Let $a, b \in \mathbb{R}$ with $a < b$, and $f: [a, b] \to \mathbb{R}$ be a monotonically increasing, right-continuous function. Show that there exists a monotonically increasing function $g: [a, b] \to \mathbb{R}$ and a Lebesgue-null set $N$ such that $f$ and $g$ are differentiable on $[a, b] \setminus N$, the derivative of $g$ is zero everywhere on $[a, b] \setminus N$, and the derivative $f'$ satisfies
$$f(x) - f(a) = \int_a^x f'(t) \,d\lambda(t) + g(x)$$
for all $x \in [a, b] \setminus N$.
My first approach:
Let $N$ be the set of points of discontinuity of $f$. Define $g: [a, b] \to \mathbb{R}$ as follows:
$$g(x) = \lim_{{t \to x^+}} f'(t)$$
Note that $g(x)$ is well-defined for each $x$ because $f$ is right-continuous. Furthermore, since $f$ is monotonically increasing, $g(x)$ is monotonically increasing as well. Both $f$ and $g$ are differentiable on the set $[a, b] \setminus N$, since we have basically cut out the "bad" points for $f$ and since $f$ is monotonically increasing on $[a,b]/N$, it is also differentiable. The differentialibility of $g$ follows from its definition as a limit. Which is the same reasion the derivative of $g$ is zero almost everywhere.
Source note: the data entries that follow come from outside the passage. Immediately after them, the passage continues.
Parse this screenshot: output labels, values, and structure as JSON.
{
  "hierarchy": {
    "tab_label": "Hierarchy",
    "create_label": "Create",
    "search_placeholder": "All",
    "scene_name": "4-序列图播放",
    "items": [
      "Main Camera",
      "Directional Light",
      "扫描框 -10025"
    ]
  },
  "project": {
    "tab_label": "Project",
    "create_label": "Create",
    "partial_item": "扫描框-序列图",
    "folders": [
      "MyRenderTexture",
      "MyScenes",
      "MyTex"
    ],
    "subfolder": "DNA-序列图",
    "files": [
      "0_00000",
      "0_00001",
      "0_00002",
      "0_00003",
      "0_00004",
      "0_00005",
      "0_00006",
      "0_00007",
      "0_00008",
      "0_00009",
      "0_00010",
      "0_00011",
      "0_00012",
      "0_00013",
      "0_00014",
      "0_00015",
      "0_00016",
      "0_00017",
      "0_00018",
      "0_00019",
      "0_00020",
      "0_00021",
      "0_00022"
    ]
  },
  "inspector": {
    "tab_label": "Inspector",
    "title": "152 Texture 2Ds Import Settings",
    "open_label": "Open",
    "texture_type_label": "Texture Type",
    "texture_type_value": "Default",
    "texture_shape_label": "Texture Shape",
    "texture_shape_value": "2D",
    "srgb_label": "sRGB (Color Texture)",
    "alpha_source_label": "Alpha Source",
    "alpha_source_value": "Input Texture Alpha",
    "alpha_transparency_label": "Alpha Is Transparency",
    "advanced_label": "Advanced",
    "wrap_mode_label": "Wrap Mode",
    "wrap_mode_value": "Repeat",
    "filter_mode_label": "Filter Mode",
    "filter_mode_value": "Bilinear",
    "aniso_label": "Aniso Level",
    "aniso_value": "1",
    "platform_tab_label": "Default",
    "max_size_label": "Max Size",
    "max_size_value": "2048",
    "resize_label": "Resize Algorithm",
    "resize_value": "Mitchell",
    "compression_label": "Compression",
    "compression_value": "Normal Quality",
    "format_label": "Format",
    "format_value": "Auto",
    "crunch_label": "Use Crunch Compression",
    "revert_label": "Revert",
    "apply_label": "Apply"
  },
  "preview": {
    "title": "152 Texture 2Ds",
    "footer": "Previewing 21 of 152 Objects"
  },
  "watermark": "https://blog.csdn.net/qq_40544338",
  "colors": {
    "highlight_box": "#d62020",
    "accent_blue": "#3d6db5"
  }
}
However, I am a little bit lost regarding this integral identity. How can I derive that one? I know the fundamental theorem of calculus gives me $$f(x) = f(a) + \int_{a}^{x} f'(t) d\lambda(t)$$ if $f$ is continuous. But how can I argue that adding the function $g$ on the right side "compensates" the missing condition of $f$ being continuous?
And how does my first approach look like in general? Are there any mistakes which I made? Could anybody give me feedback on that?